At the same time, southwest Missouri includes numerous rural communities in which access to effective health and social services needs to be enhanced. There also is a growing population of migrant (often non-English-speaking) workers for whom access to quality health care is a significant challenge. Such a context clearly supports and requires a focused effort in health education and research (broadly defined to include preparation for mental health and human service professions). SMSU is prepared to be the unit which coordinates Missouri's efforts in this arena.

SMSU's location also enables collaboration. SMSU already has strong relationships with key health care and human service providers in Springfield. The university intends to build on these relationships through initiatives such as the Ozarks Public Health Institute (OPHI) which will bring campus expertise together with citizens in communities throughout the Ozarks to address pressing public health concerns. The OPHI, as well as other campus-community partnerships, will enhance programs in which students acquire expertise through rigorous classroom instruction complemented by supervised clinical experience.

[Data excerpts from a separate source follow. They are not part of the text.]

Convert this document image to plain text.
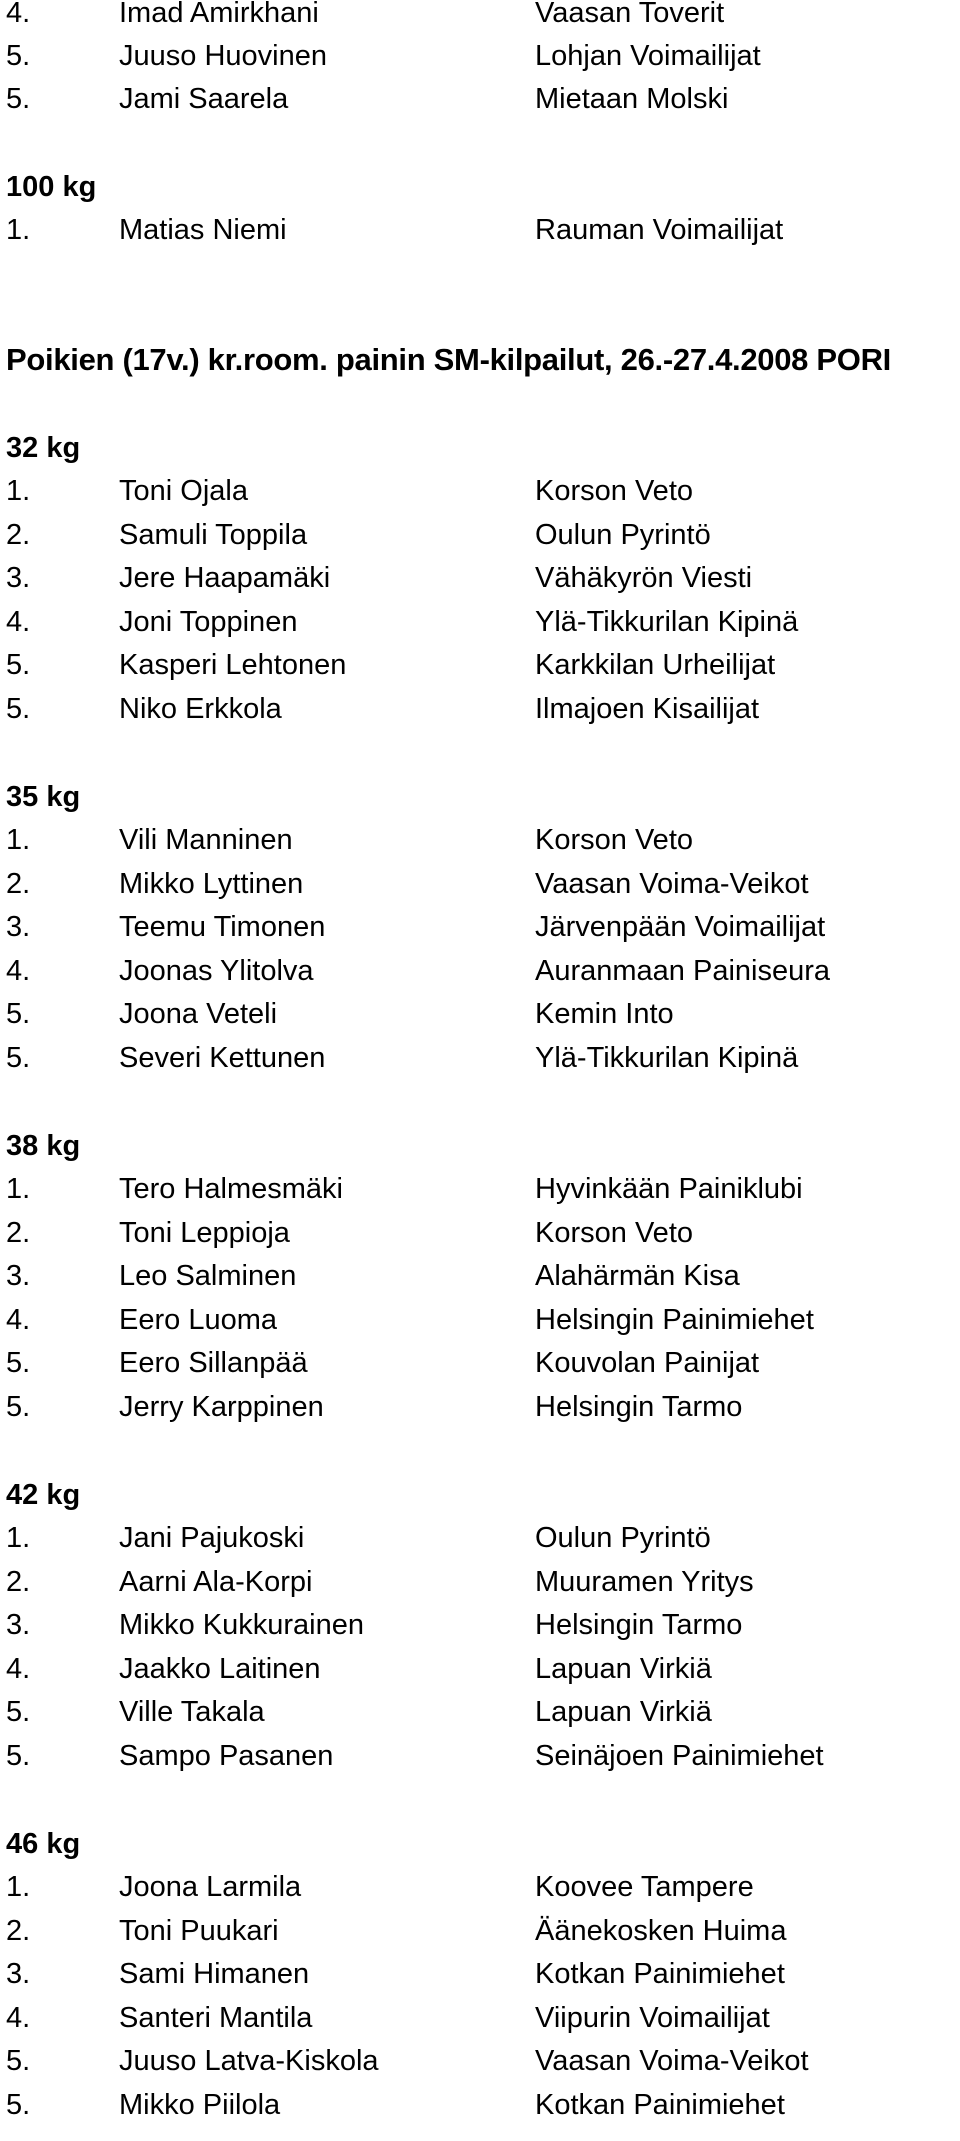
4.	Imad Amirkhani	Vaasan Toverit
5.	Juuso Huovinen	Lohjan Voimailijat
5.	Jami Saarela	Mietaan Molski
100 kg
1.	Matias Niemi	Rauman Voimailijat
Poikien (17v.) kr.room. painin SM-kilpailut, 26.-27.4.2008 PORI
32 kg
1.	Toni Ojala	Korson Veto
2.	Samuli Toppila	Oulun Pyrintö
3.	Jere Haapamäki	Vähäkyrön Viesti
4.	Joni Toppinen	Ylä-Tikkurilan Kipinä
5.	Kasperi Lehtonen	Karkkilan Urheilijat
5.	Niko Erkkola	Ilmajoen Kisailijat
35 kg
1.	Vili Manninen	Korson Veto
2.	Mikko Lyttinen	Vaasan Voima-Veikot
3.	Teemu Timonen	Järvenpään Voimailijat
4.	Joonas Ylitolva	Auranmaan Painiseura
5.	Joona Veteli	Kemin Into
5.	Severi Kettunen	Ylä-Tikkurilan Kipinä
38 kg
1.	Tero Halmesmäki	Hyvinkään Painiklubi
2.	Toni Leppioja	Korson Veto
3.	Leo Salminen	Alahärmän Kisa
4.	Eero Luoma	Helsingin Painimiehet
5.	Eero Sillanpää	Kouvolan Painijat
5.	Jerry Karppinen	Helsingin Tarmo
42 kg
1.	Jani Pajukoski	Oulun Pyrintö
2.	Aarni Ala-Korpi	Muuramen Yritys
3.	Mikko Kukkurainen	Helsingin Tarmo
4.	Jaakko Laitinen	Lapuan Virkiä
5.	Ville Takala	Lapuan Virkiä
5.	Sampo Pasanen	Seinäjoen Painimiehet
46 kg
1.	Joona Larmila	Koovee Tampere
2.	Toni Puukari	Äänekosken Huima
3.	Sami Himanen	Kotkan Painimiehet
4.	Santeri Mantila	Viipurin Voimailijat
5.	Juuso Latva-Kiskola	Vaasan Voima-Veikot
5.	Mikko Piilola	Kotkan Painimiehet
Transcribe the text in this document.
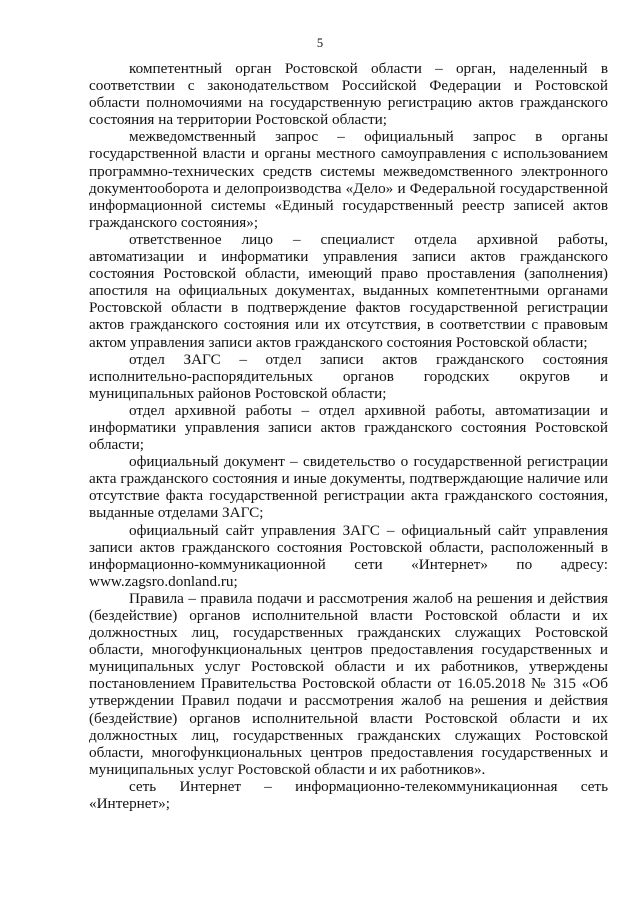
5

компетентный орган Ростовской области – орган, наделенный в соответствии с законодательством Российской Федерации и Ростовской области полномочиями на государственную регистрацию актов гражданского состояния на территории Ростовской области;

межведомственный запрос – официальный запрос в органы государственной власти и органы местного самоуправления с использованием программно-технических средств системы межведомственного электронного документооборота и делопроизводства «Дело» и Федеральной государственной информационной системы «Единый государственный реестр записей актов гражданского состояния»;

ответственное лицо – специалист отдела архивной работы, автоматизации и информатики управления записи актов гражданского состояния Ростовской области, имеющий право проставления (заполнения) апостиля на официальных документах, выданных компетентными органами Ростовской области в подтверждение фактов государственной регистрации актов гражданского состояния или их отсутствия, в соответствии с правовым актом управления записи актов гражданского состояния Ростовской области;

отдел ЗАГС – отдел записи актов гражданского состояния исполнительно-распорядительных органов городских округов и муниципальных районов Ростовской области;

отдел архивной работы – отдел архивной работы, автоматизации и информатики управления записи актов гражданского состояния Ростовской области;

официальный документ – свидетельство о государственной регистрации акта гражданского состояния и иные документы, подтверждающие наличие или отсутствие факта государственной регистрации акта гражданского состояния, выданные отделами ЗАГС;

официальный сайт управления ЗАГС – официальный сайт управления записи актов гражданского состояния Ростовской области, расположенный в информационно-коммуникационной сети «Интернет» по адресу: www.zagsro.donland.ru;

Правила – правила подачи и рассмотрения жалоб на решения и действия (бездействие) органов исполнительной власти Ростовской области и их должностных лиц, государственных гражданских служащих Ростовской области, многофункциональных центров предоставления государственных и муниципальных услуг Ростовской области и их работников, утверждены постановлением Правительства Ростовской области от 16.05.2018 № 315 «Об утверждении Правил подачи и рассмотрения жалоб на решения и действия (бездействие) органов исполнительной власти Ростовской области и их должностных лиц, государственных гражданских служащих Ростовской области, многофункциональных центров предоставления государственных и муниципальных услуг Ростовской области и их работников».

сеть Интернет – информационно-телекоммуникационная сеть «Интернет»;
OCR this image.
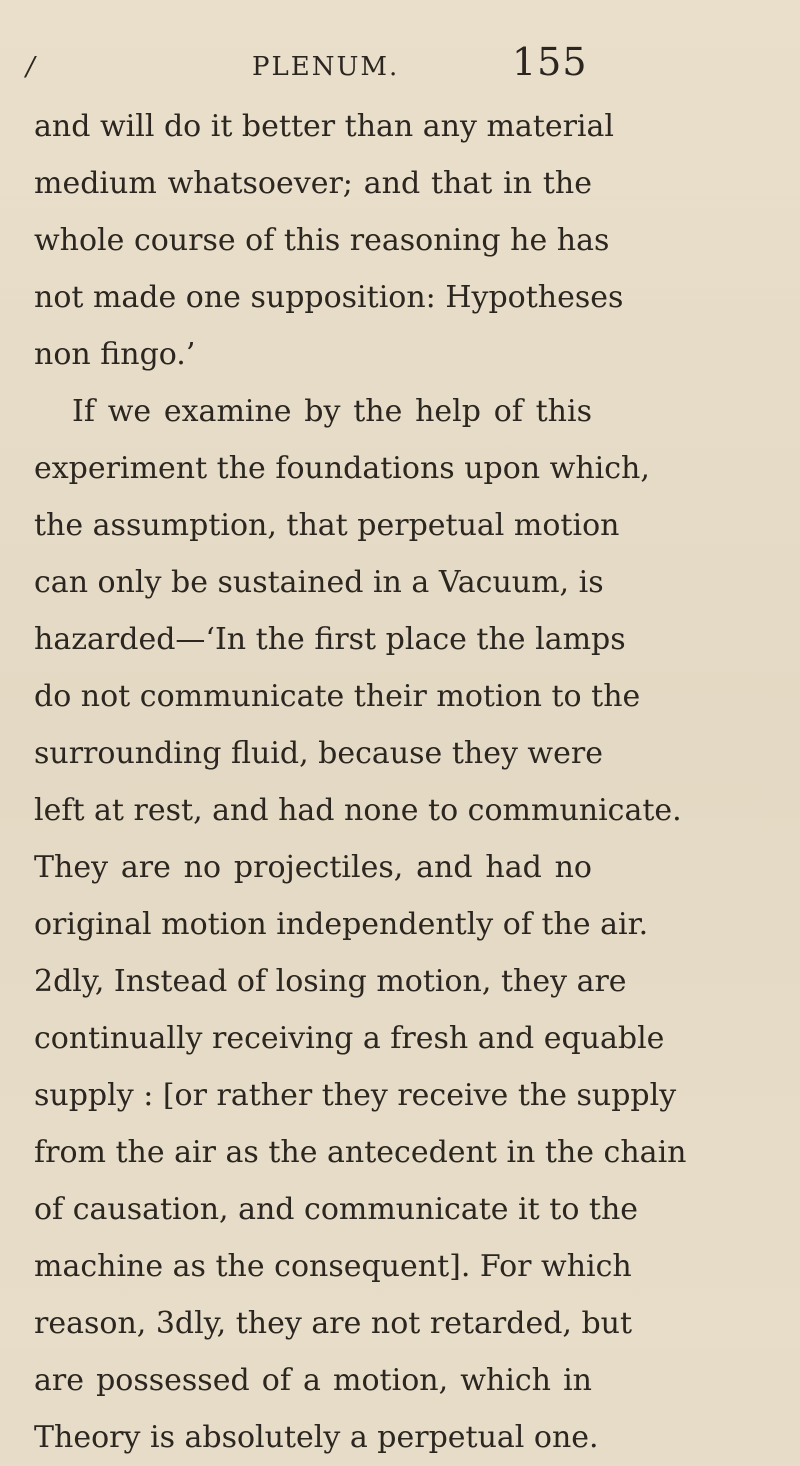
/	PLENUM.	155
and will do it better than any material
medium whatsoever; and that in the
whole course of this reasoning he has
not made one supposition: Hypotheses
non fingo.’
If we examine by the help of this
experiment the foundations upon which,
the assumption, that perpetual motion
can only be sustained in a Vacuum, is
hazarded—‘In the first place the lamps
do not communicate their motion to the
surrounding fluid, because they were
left at rest, and had none to communicate.
They are no projectiles, and had no
original motion independently of the air.
2dly, Instead of losing motion, they are
continually receiving a fresh and equable
supply : [or rather they receive the supply
from the air as the antecedent in the chain
of causation, and communicate it to the
machine as the consequent]. For which
reason, 3dly, they are not retarded, but
are possessed of a motion, which in
Theory is absolutely a perpetual one.
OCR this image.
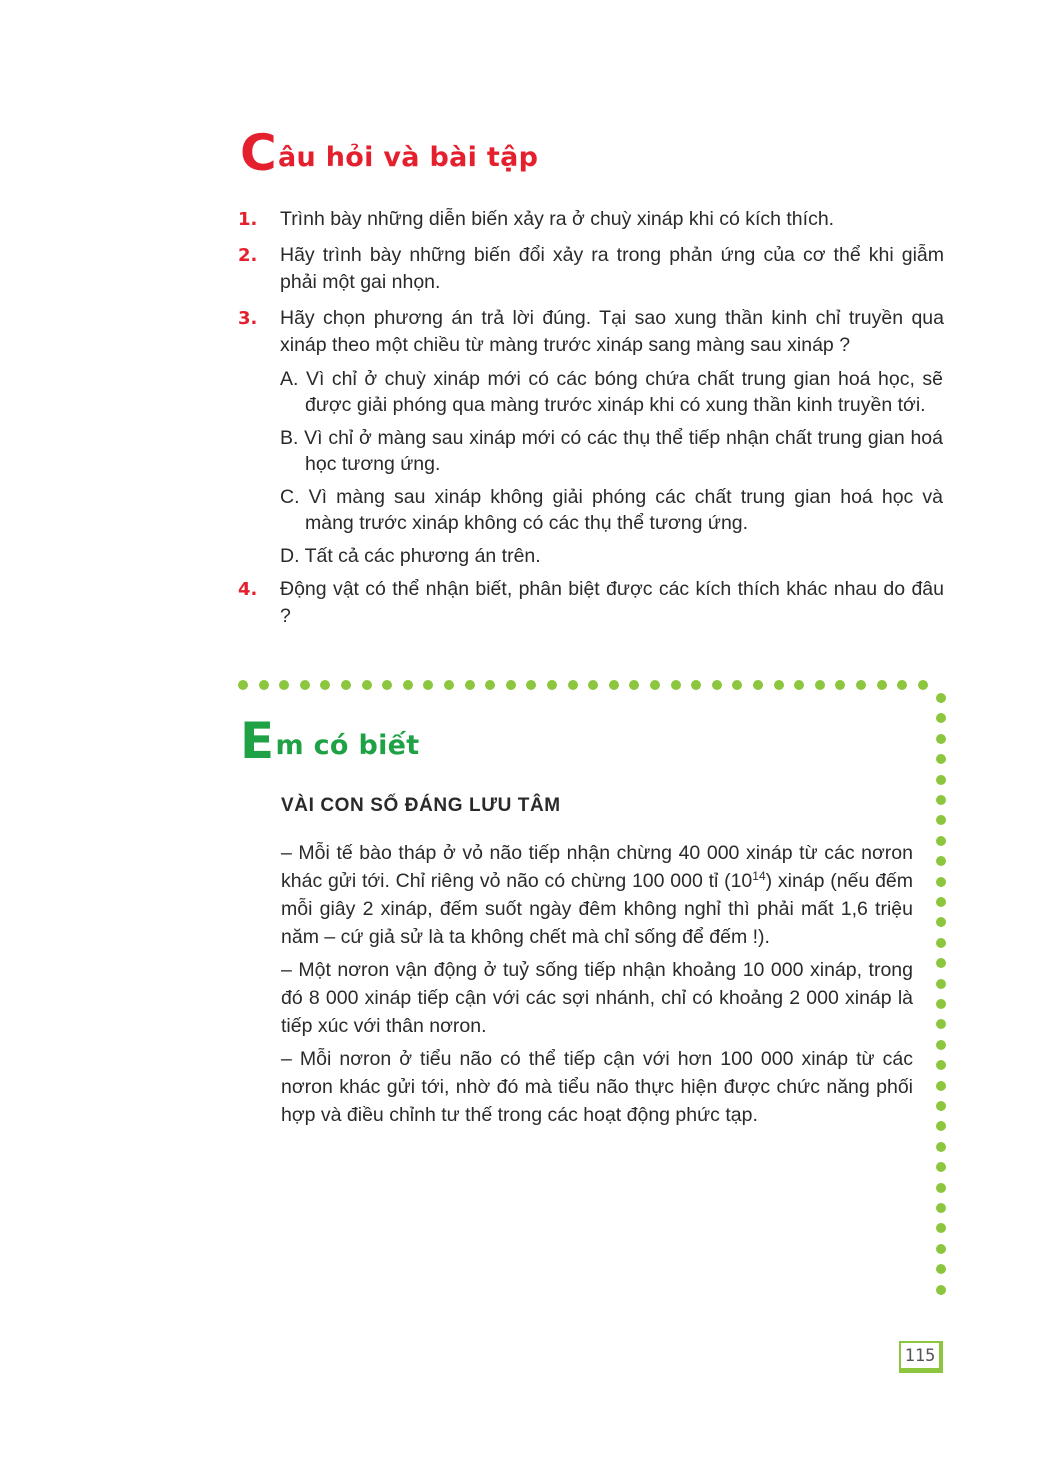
Câu hỏi và bài tập
1. Trình bày những diễn biến xảy ra ở chuỳ xináp khi có kích thích.
2. Hãy trình bày những biến đổi xảy ra trong phản ứng của cơ thể khi giẫm phải một gai nhọn.
3. Hãy chọn phương án trả lời đúng. Tại sao xung thần kinh chỉ truyền qua xináp theo một chiều từ màng trước xináp sang màng sau xináp ?
A. Vì chỉ ở chuỳ xináp mới có các bóng chứa chất trung gian hoá học, sẽ được giải phóng qua màng trước xináp khi có xung thần kinh truyền tới.
B. Vì chỉ ở màng sau xináp mới có các thụ thể tiếp nhận chất trung gian hoá học tương ứng.
C. Vì màng sau xináp không giải phóng các chất trung gian hoá học và màng trước xináp không có các thụ thể tương ứng.
D. Tất cả các phương án trên.
4. Động vật có thể nhận biết, phân biệt được các kích thích khác nhau do đâu ?
Em có biết
VÀI CON SỐ ĐÁNG LƯU TÂM
– Mỗi tế bào tháp ở vỏ não tiếp nhận chừng 40 000 xináp từ các nơron khác gửi tới. Chỉ riêng vỏ não có chừng 100 000 tỉ $(10^{14})$ xináp (nếu đếm mỗi giây 2 xináp, đếm suốt ngày đêm không nghỉ thì phải mất 1,6 triệu năm – cứ giả sử là ta không chết mà chỉ sống để đếm !).
– Một nơron vận động ở tuỷ sống tiếp nhận khoảng 10 000 xináp, trong đó 8 000 xináp tiếp cận với các sợi nhánh, chỉ có khoảng 2 000 xináp là tiếp xúc với thân nơron.
– Mỗi nơron ở tiểu não có thể tiếp cận với hơn 100 000 xináp từ các nơron khác gửi tới, nhờ đó mà tiểu não thực hiện được chức năng phối hợp và điều chỉnh tư thế trong các hoạt động phức tạp.
115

The university brings a wide array of disciplines to bear on its health focus. There is a growing understanding that health is affected by an interplay of physical, psychological and social forces. To that understanding, the university brings strong faculties in the natural and social sciences, as well as in applied areas, including biomedical sciences, communication sciences and disorders, human development, psychology, social work, gerontology, nursing, sports medicine/athletic training, medical technology, radiography, dietetics, respiratory therapy, physical therapy, physician assistant studies, and therapeutic recreation.

Contemporary perspectives on health include growing emphasis upon wellness and recreation programs which seek to preserve and promote health rather than to recover it after loss. Optimizing health in a complex society challenges our best thinking: issues of justice and equity call for creative problem solving to insure that all have access to effective health services. The appropriate convergence of the public affairs and health themes in the metropolitan conversation is illustrated in this policy issue.

Health also is an issue in schools, in the home, and in the workplace, where health problems can significantly interfere with productivity and optimal development. The opportunity to develop site-based health programs and to prepare professionals with the necessary credentials illustrates again the fortuitous convergence of university mission themes - health, professional education, and business and economic development. The projected growth of the biotechnology and tourism industries in Missouri also presents an opportunity for SMSU to contribute through the intersection of the health and business and economic development mission themes.

The demand for a broad range of health professionals will increase in southwest Missouri. The increasing numbers of elderly residents and the influx of retirement age citizens, a burgeoning entertainment and recreation industry, and a sound economic base have contributed to the area growth rate - now among the highest in the state. The university accepts the challenge to provide high-quality health programs to the region.